Het stelsel van de Definitief Belastbare Inkomsten (DBI) kan op vele punten aanleiding geven tot betwistingen. Dat blijkt ook uit de huidige actualiteit.
Wat zijn Definitief Belaste Inkomsten? Indien een vennootschap aandeelhouder is in een andere vennootschap, kan zij inkomsten onder de vorm van dividenden verkrijgen. Deze inkomsten zijn dan reeds belast in de vennootschapsbelasting.
Om dubbele belasting van deze inkomsten te vermijden, bepaalt artikel 202 van het Wetboek inkomstenbelasting dat zij voor 95% vrijgesteld worden van belastingen (dit is de zogenaamde DBI-aftrek).
Gelet op de uitspraak van het Europees Hof van Justitie van 12 februari 2009 inzake Cobelfret (arrest nr. C.138/7), heeft de fiscale Administratie met een circulaire van 23 juni 2009 geoordeeld dat de DBI-overschotten van dividenden uit vennootschappen binnen de Europese Economische Ruimte naar volgende jaren overdraagbaar zijn. Volgens deze circulaire mogen deze DBI-overschotten echter niet worden opgenomen in de overdraagbare verliezen.
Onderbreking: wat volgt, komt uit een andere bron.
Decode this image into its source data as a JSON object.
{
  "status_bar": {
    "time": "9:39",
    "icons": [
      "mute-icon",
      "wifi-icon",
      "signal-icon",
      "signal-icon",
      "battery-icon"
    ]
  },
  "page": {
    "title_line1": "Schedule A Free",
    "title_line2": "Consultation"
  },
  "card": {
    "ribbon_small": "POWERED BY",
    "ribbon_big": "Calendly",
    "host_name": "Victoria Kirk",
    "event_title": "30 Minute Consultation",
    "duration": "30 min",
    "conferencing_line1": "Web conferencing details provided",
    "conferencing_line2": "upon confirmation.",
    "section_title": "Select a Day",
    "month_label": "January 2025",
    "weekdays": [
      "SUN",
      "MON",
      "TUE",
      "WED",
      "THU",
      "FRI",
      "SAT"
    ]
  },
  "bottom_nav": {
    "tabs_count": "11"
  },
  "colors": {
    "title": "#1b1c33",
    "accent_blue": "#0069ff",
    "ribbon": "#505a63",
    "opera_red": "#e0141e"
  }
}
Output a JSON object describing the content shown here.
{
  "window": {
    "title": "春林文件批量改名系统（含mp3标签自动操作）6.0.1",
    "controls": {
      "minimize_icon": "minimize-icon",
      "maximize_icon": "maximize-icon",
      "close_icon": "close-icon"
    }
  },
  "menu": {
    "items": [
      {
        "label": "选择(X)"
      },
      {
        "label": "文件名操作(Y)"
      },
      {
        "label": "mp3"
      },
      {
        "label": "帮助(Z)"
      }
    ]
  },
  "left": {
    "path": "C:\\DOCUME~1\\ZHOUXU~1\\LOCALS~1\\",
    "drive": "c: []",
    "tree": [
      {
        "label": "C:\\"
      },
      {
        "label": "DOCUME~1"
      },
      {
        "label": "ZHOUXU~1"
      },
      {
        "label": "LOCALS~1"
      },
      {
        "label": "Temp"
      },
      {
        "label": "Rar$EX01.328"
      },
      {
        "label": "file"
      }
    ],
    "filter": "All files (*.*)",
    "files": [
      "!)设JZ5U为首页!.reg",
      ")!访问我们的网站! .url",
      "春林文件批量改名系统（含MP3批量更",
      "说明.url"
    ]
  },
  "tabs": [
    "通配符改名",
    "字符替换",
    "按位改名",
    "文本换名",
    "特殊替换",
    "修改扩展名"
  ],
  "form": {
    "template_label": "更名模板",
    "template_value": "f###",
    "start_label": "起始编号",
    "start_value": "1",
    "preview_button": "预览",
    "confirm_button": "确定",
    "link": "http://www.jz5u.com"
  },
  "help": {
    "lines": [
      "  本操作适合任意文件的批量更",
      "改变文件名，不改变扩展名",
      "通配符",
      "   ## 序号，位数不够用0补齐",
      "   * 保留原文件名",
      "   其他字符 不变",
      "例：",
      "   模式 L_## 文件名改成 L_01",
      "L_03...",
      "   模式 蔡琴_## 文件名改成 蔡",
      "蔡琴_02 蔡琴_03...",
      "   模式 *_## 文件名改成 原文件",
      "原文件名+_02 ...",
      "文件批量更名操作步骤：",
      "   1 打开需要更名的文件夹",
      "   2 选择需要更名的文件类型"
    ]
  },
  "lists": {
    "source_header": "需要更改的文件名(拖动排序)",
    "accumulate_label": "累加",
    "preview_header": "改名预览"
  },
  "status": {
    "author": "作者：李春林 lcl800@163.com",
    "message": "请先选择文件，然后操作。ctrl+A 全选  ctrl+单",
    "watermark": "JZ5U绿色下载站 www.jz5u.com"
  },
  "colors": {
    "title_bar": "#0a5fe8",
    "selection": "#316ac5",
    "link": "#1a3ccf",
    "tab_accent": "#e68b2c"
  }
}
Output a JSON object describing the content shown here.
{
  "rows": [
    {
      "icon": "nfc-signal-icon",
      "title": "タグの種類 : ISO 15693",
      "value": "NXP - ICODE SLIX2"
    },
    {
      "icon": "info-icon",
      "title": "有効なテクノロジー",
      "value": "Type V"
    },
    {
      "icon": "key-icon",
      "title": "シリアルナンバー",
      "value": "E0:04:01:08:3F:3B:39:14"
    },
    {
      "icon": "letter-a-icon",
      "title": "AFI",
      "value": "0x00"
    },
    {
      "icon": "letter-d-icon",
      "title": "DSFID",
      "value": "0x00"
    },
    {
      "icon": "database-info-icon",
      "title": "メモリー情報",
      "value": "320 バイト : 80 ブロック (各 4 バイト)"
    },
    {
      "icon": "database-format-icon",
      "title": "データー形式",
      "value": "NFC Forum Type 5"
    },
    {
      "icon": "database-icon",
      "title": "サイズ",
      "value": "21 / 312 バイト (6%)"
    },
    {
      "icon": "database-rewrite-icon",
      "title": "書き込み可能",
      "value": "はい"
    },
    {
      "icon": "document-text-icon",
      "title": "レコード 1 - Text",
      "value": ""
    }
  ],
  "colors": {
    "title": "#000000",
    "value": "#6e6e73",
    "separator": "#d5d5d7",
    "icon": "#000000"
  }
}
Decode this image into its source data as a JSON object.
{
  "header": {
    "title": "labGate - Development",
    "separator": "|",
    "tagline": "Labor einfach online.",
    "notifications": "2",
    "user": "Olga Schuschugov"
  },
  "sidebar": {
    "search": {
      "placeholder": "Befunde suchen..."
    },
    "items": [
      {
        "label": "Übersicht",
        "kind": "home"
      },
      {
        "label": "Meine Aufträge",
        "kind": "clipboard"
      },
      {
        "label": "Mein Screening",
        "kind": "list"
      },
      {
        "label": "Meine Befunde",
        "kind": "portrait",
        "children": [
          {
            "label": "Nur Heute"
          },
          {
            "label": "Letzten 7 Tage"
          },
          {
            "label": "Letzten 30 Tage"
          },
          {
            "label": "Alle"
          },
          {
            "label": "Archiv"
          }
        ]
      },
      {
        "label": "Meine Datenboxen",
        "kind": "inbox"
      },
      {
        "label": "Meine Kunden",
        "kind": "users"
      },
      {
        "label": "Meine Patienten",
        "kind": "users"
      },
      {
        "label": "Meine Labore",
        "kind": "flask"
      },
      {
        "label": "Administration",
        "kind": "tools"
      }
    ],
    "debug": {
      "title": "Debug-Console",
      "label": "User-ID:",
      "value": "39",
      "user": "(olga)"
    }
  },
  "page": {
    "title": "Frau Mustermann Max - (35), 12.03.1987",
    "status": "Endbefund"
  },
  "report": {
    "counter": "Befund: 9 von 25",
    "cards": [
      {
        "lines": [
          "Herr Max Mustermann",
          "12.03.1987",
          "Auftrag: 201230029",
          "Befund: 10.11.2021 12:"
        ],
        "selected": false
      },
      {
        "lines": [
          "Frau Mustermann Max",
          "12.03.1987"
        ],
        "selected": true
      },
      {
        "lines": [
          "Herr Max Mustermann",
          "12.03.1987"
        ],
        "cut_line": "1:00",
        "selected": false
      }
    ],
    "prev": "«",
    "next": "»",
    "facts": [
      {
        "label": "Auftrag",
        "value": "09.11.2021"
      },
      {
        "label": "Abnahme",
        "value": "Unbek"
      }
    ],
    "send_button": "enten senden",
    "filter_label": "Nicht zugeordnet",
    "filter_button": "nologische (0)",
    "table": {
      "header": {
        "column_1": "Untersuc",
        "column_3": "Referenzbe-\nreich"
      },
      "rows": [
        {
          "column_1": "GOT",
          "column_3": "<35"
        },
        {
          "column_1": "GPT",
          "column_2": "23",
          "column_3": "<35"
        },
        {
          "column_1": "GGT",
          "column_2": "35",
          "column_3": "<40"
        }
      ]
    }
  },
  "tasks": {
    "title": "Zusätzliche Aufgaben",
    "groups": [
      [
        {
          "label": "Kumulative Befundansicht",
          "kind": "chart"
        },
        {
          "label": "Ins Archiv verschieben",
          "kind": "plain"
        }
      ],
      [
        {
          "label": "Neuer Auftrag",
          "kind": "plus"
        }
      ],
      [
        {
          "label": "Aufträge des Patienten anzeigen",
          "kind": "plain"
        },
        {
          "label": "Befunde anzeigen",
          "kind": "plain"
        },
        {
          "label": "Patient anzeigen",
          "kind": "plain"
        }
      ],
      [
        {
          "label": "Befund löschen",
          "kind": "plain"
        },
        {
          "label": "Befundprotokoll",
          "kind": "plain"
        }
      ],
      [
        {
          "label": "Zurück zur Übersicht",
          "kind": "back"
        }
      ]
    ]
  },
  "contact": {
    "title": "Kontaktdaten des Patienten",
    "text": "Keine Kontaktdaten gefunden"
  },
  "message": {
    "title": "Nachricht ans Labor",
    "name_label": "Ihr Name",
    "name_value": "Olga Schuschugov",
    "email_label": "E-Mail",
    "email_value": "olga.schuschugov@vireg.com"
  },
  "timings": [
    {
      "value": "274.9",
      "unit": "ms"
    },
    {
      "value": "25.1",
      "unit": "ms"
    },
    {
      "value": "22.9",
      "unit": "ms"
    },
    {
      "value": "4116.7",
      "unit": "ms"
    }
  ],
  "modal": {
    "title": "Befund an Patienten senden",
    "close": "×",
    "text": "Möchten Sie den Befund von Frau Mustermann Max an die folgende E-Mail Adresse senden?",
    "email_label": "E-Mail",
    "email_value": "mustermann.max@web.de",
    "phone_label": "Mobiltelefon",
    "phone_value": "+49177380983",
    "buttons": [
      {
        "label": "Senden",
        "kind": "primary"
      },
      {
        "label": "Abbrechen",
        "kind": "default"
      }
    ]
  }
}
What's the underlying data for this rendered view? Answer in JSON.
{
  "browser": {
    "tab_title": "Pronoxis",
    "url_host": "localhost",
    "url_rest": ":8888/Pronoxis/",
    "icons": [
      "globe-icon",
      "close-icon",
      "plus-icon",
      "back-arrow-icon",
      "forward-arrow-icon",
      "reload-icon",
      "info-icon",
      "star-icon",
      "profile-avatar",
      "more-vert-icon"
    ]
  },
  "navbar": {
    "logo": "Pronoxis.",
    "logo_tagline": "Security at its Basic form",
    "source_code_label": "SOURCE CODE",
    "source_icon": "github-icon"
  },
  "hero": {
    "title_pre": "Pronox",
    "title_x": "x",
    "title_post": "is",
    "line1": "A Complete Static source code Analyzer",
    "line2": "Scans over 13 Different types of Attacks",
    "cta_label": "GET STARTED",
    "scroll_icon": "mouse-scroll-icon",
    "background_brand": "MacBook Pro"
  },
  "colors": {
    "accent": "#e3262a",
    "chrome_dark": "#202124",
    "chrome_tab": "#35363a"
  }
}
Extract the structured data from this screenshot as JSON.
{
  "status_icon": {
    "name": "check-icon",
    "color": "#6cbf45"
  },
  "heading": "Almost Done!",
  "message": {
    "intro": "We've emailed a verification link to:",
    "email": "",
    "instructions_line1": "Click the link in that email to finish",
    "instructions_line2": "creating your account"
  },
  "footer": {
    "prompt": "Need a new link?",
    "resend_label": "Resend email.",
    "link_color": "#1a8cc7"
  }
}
Deze laatste beperking is voor betwisting vatbaar. De rechtbank van eerste aanleg te Brugge oordeelde in een vonnis van 3 oktober 2012 dat een DBI-overschot op dezelfde manier moet worden behandeld als de overgedragen verliezen. De DBI-overschotten zijn aldus gelijk te stellen met overdraagbare verliezen. Zij mogen aldus worden opgenomen in de overdraagbare verliezen.
Dit is nog maar één voorbeeld van de vele punten die aanleiding kunnen geven tot betwistingen.